Catherine Deneuve est de retour dans le Sud-Ouest. Cette fois-ci sans André Téchiné. Pour son premier film sous la direction de Cédric Kahn, elle incarne Andrea, une grand-mère émue à l’idée de réunir ses deux fils et ses petits-enfants dans sa belle propriété du Lot-et-Garonne à l’occasion de son 70eme anniversaire. La fête va être immanquablement perturbée par le retour inattendu de Claire, sa fille ainée issue d’un premier amour, partie vivre trois ans auparavant en Californie après avoir abandonné les siens inconsciemment.
De Cédric Kahn on se souvient surtout de « Roberto Succo », sorti en 2001, qui retraçait magnifiquement l’épopée tragique, dans la France des années 1980, d’un psychopathe italien au regard bleu acier. « Fête de famille » aborde un registre complètement différent. A l’instar de ce qu’avaient fait Thomas Vinterberg dans « Festen », Olivier Assayas dans « L’heure d’été » ou plus récemment Xavier Dolan à travers « Juste la fin du monde », Cédric Kahn y brosse intelligemment le portrait de cette famille dont les retrouvailles pour cette occasion particulière vont s’avérer orageuses. Il nous fait pénétrer peu à peu dans son intimité au point de nous la rendre attachante : de Romain, le benjamin, artiste raté, instable et insouciant à son frère Vincent, qui est tout son contraire, entrepreneur cartésien et monotone, jalousé pour sa réussite professionnelle, en passant par Claire, l’aînée, incontrôlable et paranoïaque et sa fille Emma, froide et revancharde vis-à-vis de sa mère, tendre et chaleureuse envers sa grand-mère. La réunion de ces personnages que tout oppose malgré leurs liens de sang crée les conditions idéales d’une tornade familiale qu’Andrea, tantôt d’un calme olympien, tantôt impulsive, essaie d’apaiser à sa manière.
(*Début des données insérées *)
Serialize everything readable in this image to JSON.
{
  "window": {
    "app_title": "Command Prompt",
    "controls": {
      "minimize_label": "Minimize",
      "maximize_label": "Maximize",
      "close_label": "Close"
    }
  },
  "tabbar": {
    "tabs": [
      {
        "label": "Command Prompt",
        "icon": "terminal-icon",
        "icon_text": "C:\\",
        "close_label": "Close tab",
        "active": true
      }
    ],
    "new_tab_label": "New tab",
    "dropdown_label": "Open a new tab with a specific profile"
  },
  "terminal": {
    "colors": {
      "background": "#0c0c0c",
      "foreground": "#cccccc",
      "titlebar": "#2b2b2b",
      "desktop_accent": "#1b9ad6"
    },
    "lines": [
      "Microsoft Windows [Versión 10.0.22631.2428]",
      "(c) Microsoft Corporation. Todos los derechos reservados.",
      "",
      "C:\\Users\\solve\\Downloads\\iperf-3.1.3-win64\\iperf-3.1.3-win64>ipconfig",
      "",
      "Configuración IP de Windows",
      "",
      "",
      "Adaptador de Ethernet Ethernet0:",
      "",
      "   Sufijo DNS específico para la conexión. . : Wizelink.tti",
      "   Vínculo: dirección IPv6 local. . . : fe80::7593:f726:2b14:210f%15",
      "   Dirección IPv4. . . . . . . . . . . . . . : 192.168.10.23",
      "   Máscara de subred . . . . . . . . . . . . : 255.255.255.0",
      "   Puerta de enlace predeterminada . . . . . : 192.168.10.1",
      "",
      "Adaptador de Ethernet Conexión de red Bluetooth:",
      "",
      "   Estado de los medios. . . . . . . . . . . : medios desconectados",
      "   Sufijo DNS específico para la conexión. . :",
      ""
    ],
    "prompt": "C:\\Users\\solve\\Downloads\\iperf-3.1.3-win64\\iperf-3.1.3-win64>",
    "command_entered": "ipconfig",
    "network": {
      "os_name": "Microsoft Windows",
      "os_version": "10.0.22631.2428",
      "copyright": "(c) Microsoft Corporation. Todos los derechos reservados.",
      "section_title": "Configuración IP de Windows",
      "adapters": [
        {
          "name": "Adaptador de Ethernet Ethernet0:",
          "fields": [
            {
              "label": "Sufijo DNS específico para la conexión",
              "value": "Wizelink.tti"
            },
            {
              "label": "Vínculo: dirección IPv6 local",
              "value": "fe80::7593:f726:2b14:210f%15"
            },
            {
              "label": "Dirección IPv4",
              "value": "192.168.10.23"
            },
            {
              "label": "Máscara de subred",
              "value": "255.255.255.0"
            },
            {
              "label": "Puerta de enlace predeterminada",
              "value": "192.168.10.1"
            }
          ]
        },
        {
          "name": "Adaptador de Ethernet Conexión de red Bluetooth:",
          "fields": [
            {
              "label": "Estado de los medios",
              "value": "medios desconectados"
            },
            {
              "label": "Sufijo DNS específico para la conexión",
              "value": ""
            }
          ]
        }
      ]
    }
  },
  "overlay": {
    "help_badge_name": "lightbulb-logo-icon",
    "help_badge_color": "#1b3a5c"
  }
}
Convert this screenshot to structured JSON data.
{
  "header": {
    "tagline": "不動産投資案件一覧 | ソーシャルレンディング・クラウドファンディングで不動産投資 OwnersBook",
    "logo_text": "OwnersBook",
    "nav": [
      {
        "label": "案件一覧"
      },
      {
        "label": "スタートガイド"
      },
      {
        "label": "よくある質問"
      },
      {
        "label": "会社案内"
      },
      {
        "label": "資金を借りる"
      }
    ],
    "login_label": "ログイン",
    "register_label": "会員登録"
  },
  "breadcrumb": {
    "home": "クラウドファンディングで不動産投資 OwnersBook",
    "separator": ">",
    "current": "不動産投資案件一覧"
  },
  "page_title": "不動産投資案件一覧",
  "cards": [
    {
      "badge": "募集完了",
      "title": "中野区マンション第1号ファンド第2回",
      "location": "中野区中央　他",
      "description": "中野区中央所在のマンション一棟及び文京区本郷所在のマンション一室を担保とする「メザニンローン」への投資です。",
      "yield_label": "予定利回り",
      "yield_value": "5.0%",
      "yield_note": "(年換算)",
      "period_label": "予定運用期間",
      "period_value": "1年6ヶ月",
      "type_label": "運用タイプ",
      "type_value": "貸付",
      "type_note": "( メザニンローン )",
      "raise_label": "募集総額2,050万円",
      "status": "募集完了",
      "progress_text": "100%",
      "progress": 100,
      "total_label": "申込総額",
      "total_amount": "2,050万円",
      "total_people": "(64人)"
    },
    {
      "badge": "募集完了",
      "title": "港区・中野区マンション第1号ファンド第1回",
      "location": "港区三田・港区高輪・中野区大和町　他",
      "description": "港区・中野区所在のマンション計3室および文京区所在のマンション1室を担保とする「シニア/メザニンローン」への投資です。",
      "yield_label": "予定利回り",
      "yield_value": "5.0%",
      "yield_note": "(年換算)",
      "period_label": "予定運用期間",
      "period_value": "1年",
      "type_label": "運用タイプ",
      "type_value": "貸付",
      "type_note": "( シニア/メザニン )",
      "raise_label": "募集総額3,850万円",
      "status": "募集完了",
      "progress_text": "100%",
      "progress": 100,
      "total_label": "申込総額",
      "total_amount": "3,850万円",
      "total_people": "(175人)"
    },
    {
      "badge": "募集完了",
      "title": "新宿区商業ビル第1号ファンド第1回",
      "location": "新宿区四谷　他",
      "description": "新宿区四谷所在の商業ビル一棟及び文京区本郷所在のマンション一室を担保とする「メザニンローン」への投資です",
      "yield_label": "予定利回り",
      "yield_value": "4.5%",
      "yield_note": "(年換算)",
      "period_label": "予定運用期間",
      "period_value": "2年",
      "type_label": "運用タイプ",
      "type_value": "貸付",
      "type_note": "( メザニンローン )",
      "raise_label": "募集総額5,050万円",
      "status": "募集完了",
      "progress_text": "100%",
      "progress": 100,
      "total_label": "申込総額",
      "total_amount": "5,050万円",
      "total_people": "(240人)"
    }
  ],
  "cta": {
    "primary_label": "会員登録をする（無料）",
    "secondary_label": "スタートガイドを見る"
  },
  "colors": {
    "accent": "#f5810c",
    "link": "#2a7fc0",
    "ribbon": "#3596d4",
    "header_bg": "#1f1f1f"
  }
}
Unité de temps (une seule journée), unité de lieu (la maison familiale pour l’essentiel et quelques scènes tournées aux alentours), mais pas d’unité de ton : le film alterne les scènes humoristiques, les moments d’intensité dramatique et les instants de tendresse. Les scènes mettant en avant les petits enfants apportent, quant à elles, un calme et une sérénité bienvenus au milieu de cette tempête familiale. Malgré quelques scènes stéréotypées (quand Romain consomme de la vodka et du cannabis au volant de la voiture de son frère, on se doute qu’il va créer un accident, quand Claire au moment du diner demande pardon à sa fille Emma de l’avoir abandonnée, on sait d’avance que celle-ci se montrera cruelle), Cédric Kahn rend cette fête d’anniversaire très réaliste. Il n’utilise aucun effet secondaire (ni voix off ni flash-backs) et construit son film uniquement sur les dialogues à tel point que le spectateur se sent progressivement devenir un membre supplémentaire de cette famille, à laquelle il souhaite de pouvoir terminer cette fête de façon harmonieuse. La pièce montée concoctée par surprise à la fin du diner par ses petits-enfants à leur grand-mère nous permet d’espérer cette harmonie finale, elle est malheureusement ternie par une dernière scène de flash-back qui contraste avec le reste du film et n’apporte rien.
Le réalisme qui caractérise le film repose également sur la qualité de l’interprétation des différents acteurs, mention spéciale à Emmanuelle Bercot qui campe admirablement le personnage complexe de Claire, femme que le manque de repères, d’affection, d’écoute et de ressources rendent peu à peu folle. Cédric Kahn et Vincent Macaigne sont très à l’aise dans leurs rôles de frères aux caractère et trajectoire si différents. Quant à Catherine Deneuve qui a souvent eu des rôles d’empêcheuses de tourner en rond (« La sirène du Mississipi », « Le Sauvage », « L’Africain »…) tout au long de sa riche carrière, c’est désormais à son tour de devenir la victime d’une trouble-fête. La roue tourne avec le temps.